Promis-juré, on ne les y reprendrait plus : après les révélations du lanceur d’alerte Edward Snowden, en 2013, les Etats-Unis avaient assuré que la surveillance de masse d’Internet mise en place par leurs services de renseignement serait rapidement réformée.

En pratique, le cheminement a été plutôt tortueux : en 2015, Barack Obama signait une loi, le « Freedom Act », qui réformait légèrement les pratiques des services de renseignement – mais qui concernait surtout la protection des citoyens américains.

Ces mêmes Américains peuvent juger sur pièce de la portée de cette réforme : l’agence Reuters a révélé, mardi 4 octobre, que Yahoo!, l’un des principaux fournisseurs d’emails aux Etats-Unis, a mis en place, en 2015, un vaste système interne de surveillance de ses utilisateurs.

En pratique, une demande secrète d’un service de renseignement non identifié a contraint Yahoo! à créer un logiciel surveillant automatiquement l’apparition de certains mots-clefs ou identifiants dans les courriels de ses utilisateurs. Une décision prise, toujours selon Reuters, dans le plus grand secret : même le directeur de la sécurité informatique de l’entreprise n’était pas au courant. Il a démissionné lorsqu’il a découvert, fortuitement, que sa propre entreprise avait mis en place cet outil de surveillance de masse.

Aucune garantie concrète

Pourtant, les Etats-Unis ont continué à promettre, de manière toujours plus solennelle, que la surveillance de masse était désormais sous contrôle.
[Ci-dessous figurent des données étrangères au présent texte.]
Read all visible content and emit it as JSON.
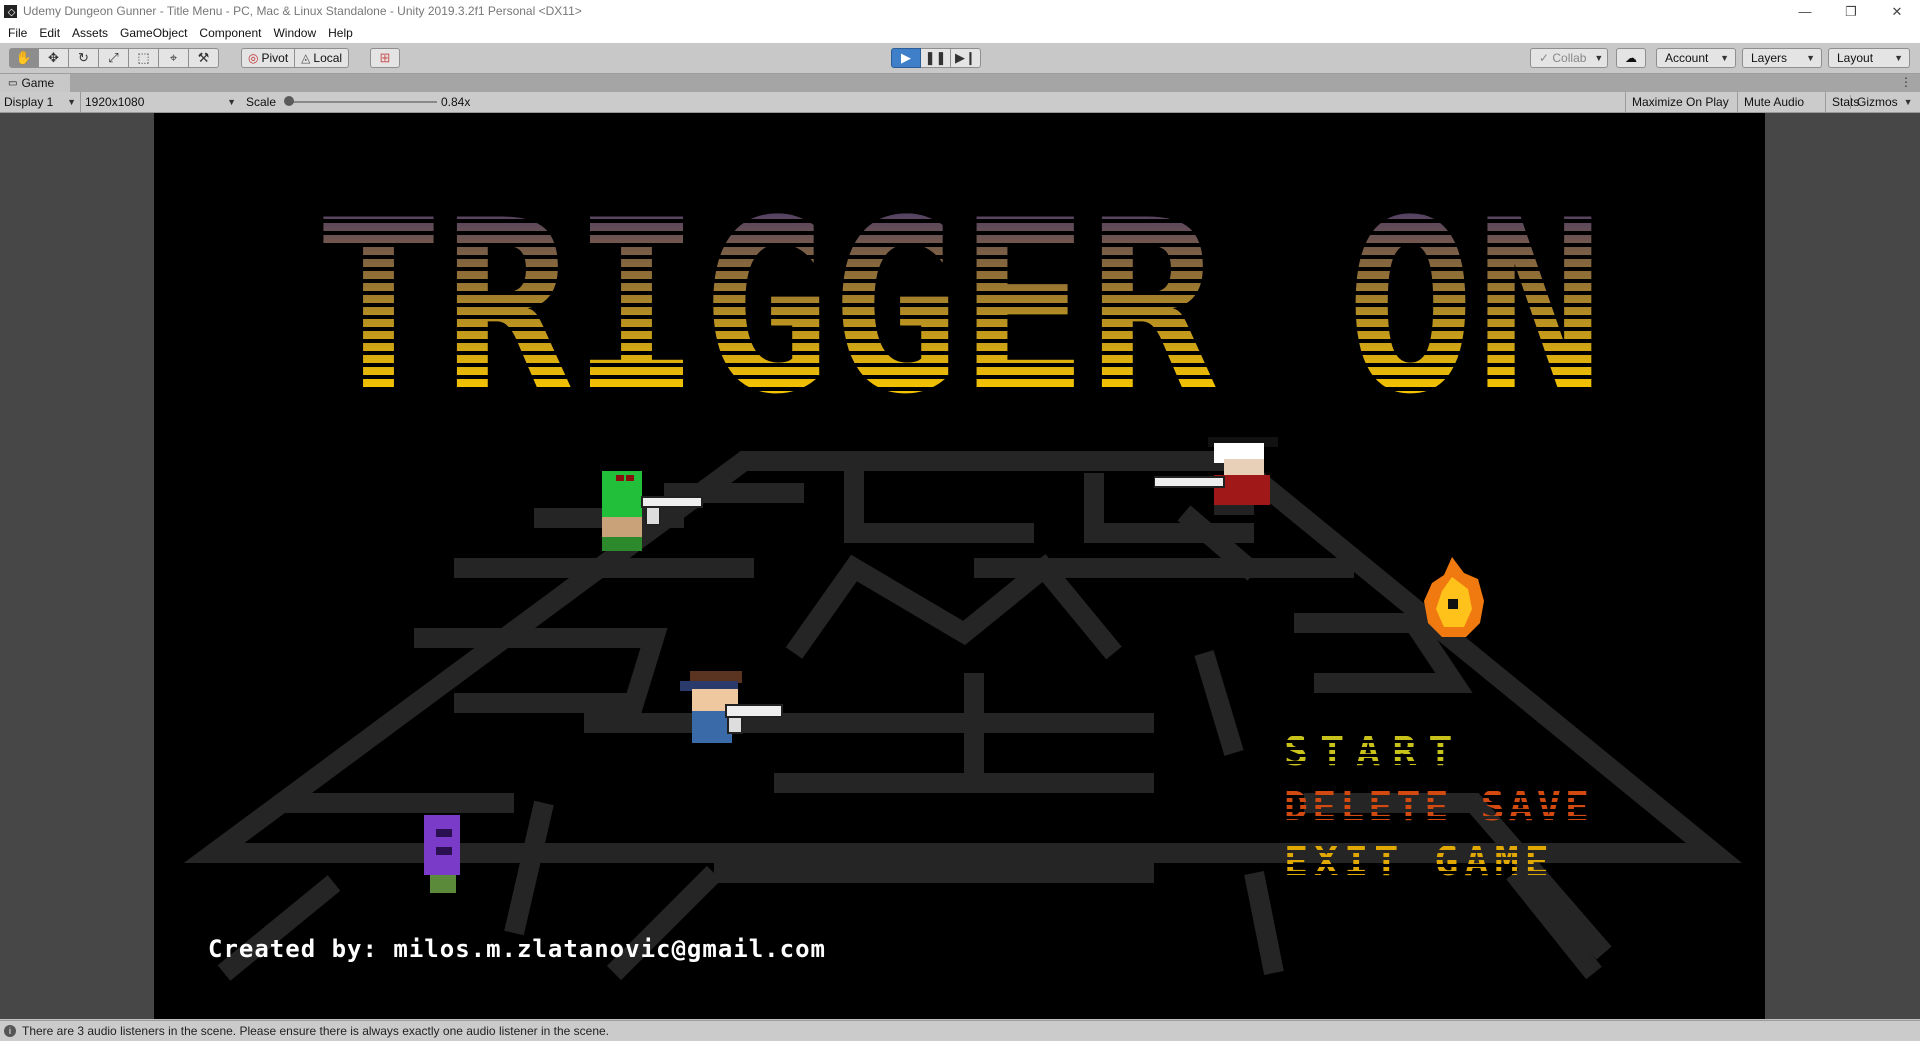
{
  "window": {
    "title": "Udemy Dungeon Gunner - Title Menu - PC, Mac & Linux Standalone - Unity 2019.3.2f1 Personal <DX11>",
    "controls": [
      "minimize-icon",
      "restore-icon",
      "close-icon"
    ]
  },
  "menu": [
    "File",
    "Edit",
    "Assets",
    "GameObject",
    "Component",
    "Window",
    "Help"
  ],
  "toolbar": {
    "tools": [
      "hand-icon",
      "move-icon",
      "rotate-icon",
      "scale-icon",
      "rect-icon",
      "transform-icon",
      "custom-tool-icon"
    ],
    "active_tool": "hand-icon",
    "pivot_label": "Pivot",
    "local_label": "Local",
    "playback": [
      "play-icon",
      "pause-icon",
      "step-icon"
    ],
    "playing": true,
    "collab_label": "Collab",
    "account_label": "Account",
    "layers_label": "Layers",
    "layout_label": "Layout"
  },
  "game_tab": {
    "label": "Game"
  },
  "game_toolbar": {
    "display": "Display 1",
    "resolution": "1920x1080",
    "scale_label": "Scale",
    "scale_value": "0.84x",
    "maximize_label": "Maximize On Play",
    "mute_label": "Mute Audio",
    "stats_label": "Stats",
    "gizmos_label": "Gizmos"
  },
  "game": {
    "title": "TRIGGER ON",
    "buttons": {
      "start": "START",
      "delete_save": "DELETE SAVE",
      "exit_game": "EXIT GAME"
    },
    "credits": "Created by: milos.m.zlatanovic@gmail.com",
    "colors": {
      "title_top": "#4a3a6a",
      "title_bottom": "#f5c400",
      "start": "#c9c21a",
      "delete_save": "#d24a10",
      "exit_game": "#e0a800",
      "maze": "#262525"
    }
  },
  "status": {
    "message": "There are 3 audio listeners in the scene. Please ensure there is always exactly one audio listener in the scene."
  }
}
Une affirmation réitérée de manière formelle lors des négociations sur l’accord Privacy Shield (« bouclier de la vie privée »), entré en vigueur en juillet 2016.
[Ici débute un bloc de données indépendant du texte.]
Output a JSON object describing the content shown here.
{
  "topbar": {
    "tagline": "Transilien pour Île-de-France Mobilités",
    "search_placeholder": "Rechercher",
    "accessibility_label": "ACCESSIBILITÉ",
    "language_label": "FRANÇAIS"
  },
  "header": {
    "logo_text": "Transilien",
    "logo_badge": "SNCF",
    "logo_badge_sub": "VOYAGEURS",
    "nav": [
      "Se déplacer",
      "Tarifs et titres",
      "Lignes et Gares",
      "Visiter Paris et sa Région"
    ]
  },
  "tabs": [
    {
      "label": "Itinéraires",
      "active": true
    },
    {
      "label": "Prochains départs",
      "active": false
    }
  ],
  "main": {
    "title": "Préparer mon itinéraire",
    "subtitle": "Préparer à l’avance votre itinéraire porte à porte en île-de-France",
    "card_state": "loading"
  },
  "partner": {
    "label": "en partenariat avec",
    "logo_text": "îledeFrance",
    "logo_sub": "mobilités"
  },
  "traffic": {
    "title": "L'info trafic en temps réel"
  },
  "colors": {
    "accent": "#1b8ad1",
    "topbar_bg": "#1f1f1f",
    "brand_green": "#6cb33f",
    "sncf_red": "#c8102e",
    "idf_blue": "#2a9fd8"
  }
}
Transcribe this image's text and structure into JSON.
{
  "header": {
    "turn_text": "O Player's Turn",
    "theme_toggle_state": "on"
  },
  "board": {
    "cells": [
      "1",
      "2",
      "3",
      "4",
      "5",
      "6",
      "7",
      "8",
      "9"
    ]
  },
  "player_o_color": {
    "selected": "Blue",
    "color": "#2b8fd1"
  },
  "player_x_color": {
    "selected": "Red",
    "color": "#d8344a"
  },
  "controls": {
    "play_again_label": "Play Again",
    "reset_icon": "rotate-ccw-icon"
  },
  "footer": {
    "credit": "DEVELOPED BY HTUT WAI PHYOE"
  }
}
Ce texte, qui encadre les transferts et le stockage de données de citoyens européens vers les Etats-Unis, est le fruit de discussions menées tambour battant – l’accord précédent ayant été invalidé, à la surprise générale, par la Cour de justice de l’Union européenne (UE).
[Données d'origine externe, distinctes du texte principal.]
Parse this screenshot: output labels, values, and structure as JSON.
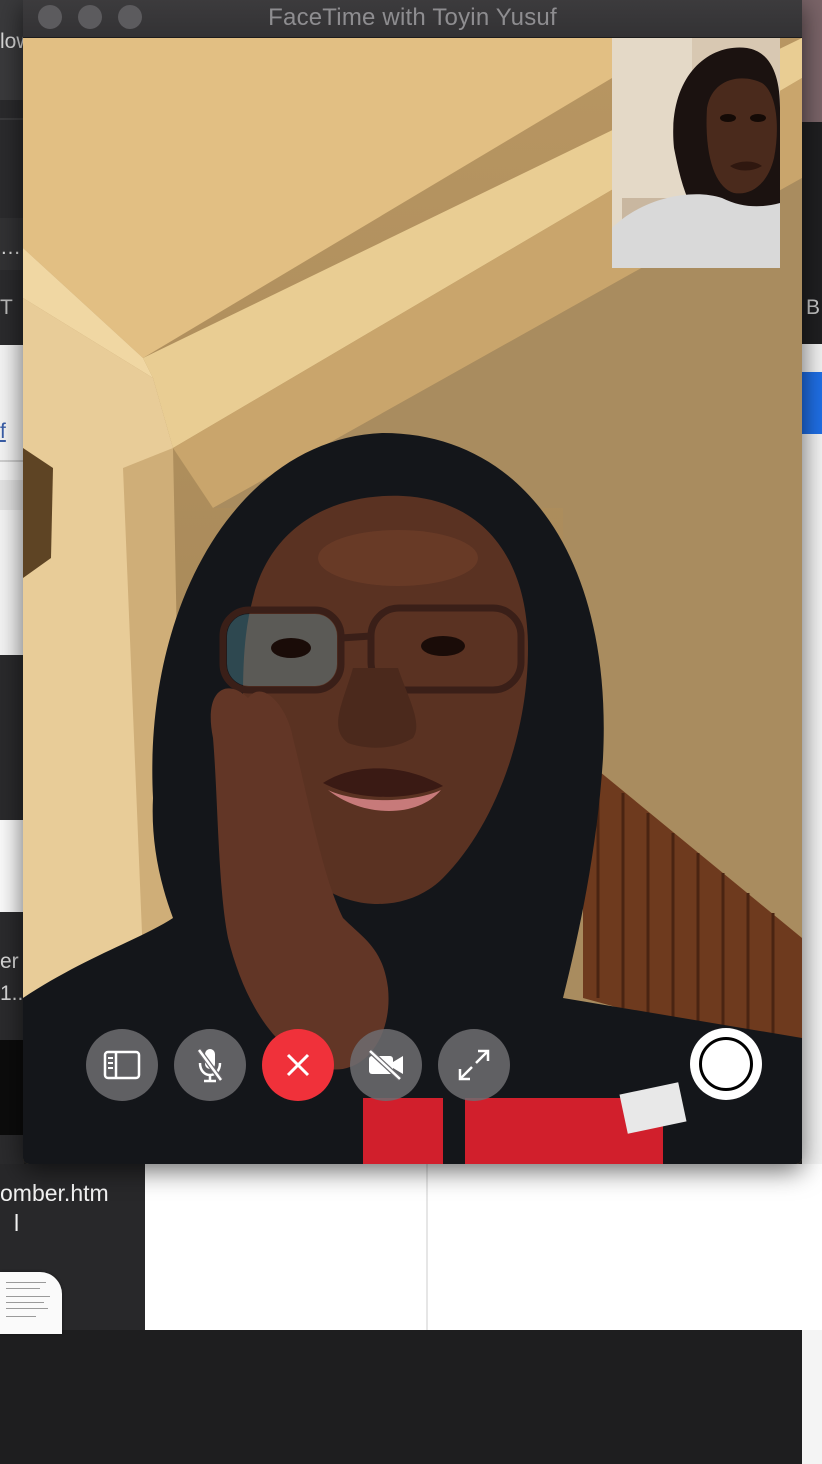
{
  "window": {
    "title": "FaceTime with Toyin Yusuf"
  },
  "background": {
    "left_fragments": [
      "low",
      "…",
      "T",
      "f",
      "er",
      "1.."
    ],
    "right_fragments": [
      "B"
    ],
    "file": {
      "name_line1": "omber.htm",
      "name_line2": "l"
    }
  },
  "controls": {
    "sidebar_icon": "sidebar-icon",
    "mute_icon": "microphone-slash-icon",
    "end_call_icon": "close-icon",
    "camera_icon": "video-camera-slash-icon",
    "fullscreen_icon": "expand-arrows-icon",
    "record_icon": "record-icon"
  },
  "colors": {
    "end_call": "#f0313a",
    "control_bg": "#6e6c70",
    "titlebar": "#3a393b"
  }
}
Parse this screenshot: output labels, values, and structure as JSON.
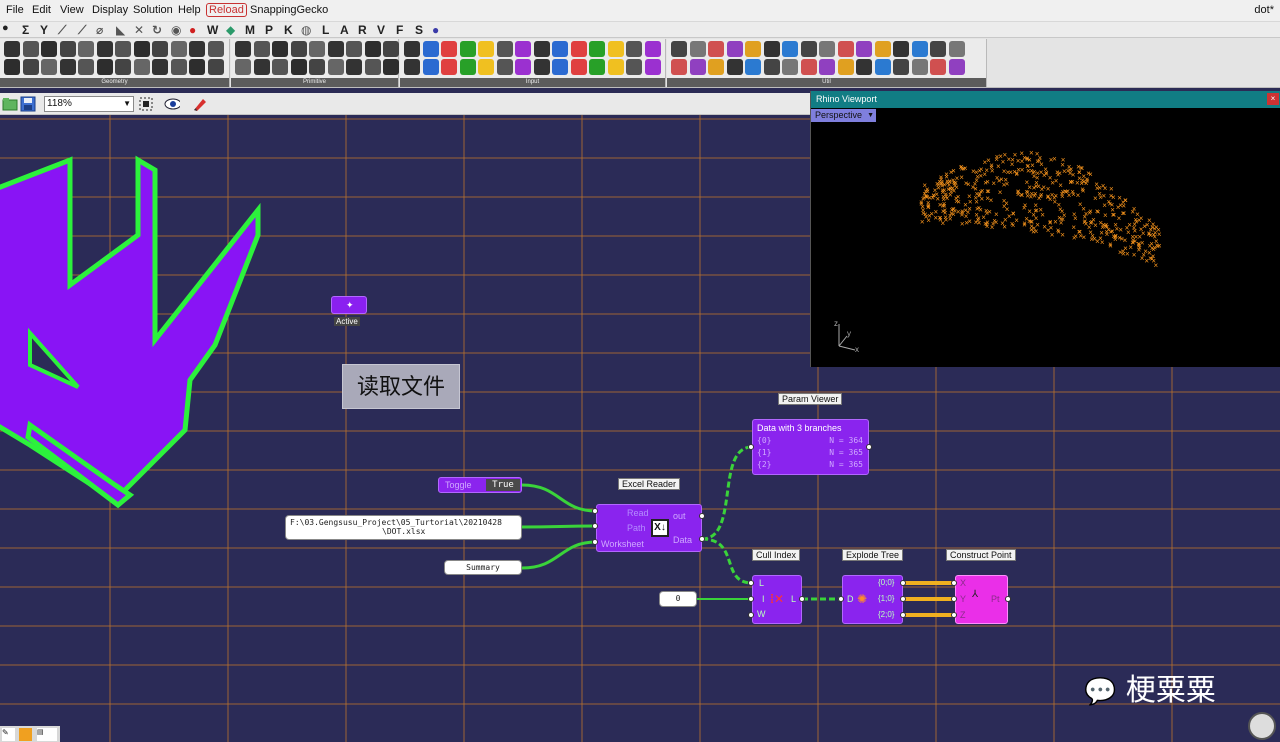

Les adversaires du Privacy Shield soutenaient notamment que les Etats-Unis n’avaient apporté aucune garantie concrète sur le fait que les citoyens européens seraient à l’abri des grandes oreilles de la National Security Agency (NSA) américaine.

Les régulateurs européens de la vie privée avaient par exemple déploré « que les autorités américaines n’aient pas apporté d’éléments suffisamment précis pour écarter la possibilité d’une surveillance massive et indiscriminée des données des citoyens européens ». Et pour cause.

Dire « non » à la NSA n’est pas simple

Yahoo! est-il un cas isolé ? D’autres géants américains ont-ils reçu l’ordre de placer leurs utilisateurs sous surveillance ? Google, Facebook ou Apple le nient – de manière bien plus forte que Yahoo!, qui a timidement démenti l’enquête de Reuters. Tout comme ces entreprises ont toujours nié avoir collaboré au programme PRISM de la NSA – un système qui donnait à l’agence américaine, selon ses propres documents internes, un « accès direct » aux données des utilisateurs.

L’ensemble des révélations d’Edward Snowden a montré que dire « non » à la NSA n’est pas simple – lorsque l’agence se heurte à un refus, elle utilise les considérables moyens technologiques dont elle dispose pour parvenir à ses fins.

Le scandale Yahoo! donne en tout cas de nouveaux arguments aux adversaires du Privacy Shield pour saisir les tribunaux. Plusieurs associations avaient indiqué vouloir contester, dès son adoption, le « bouclier » devant la Cour de justice de l’UE.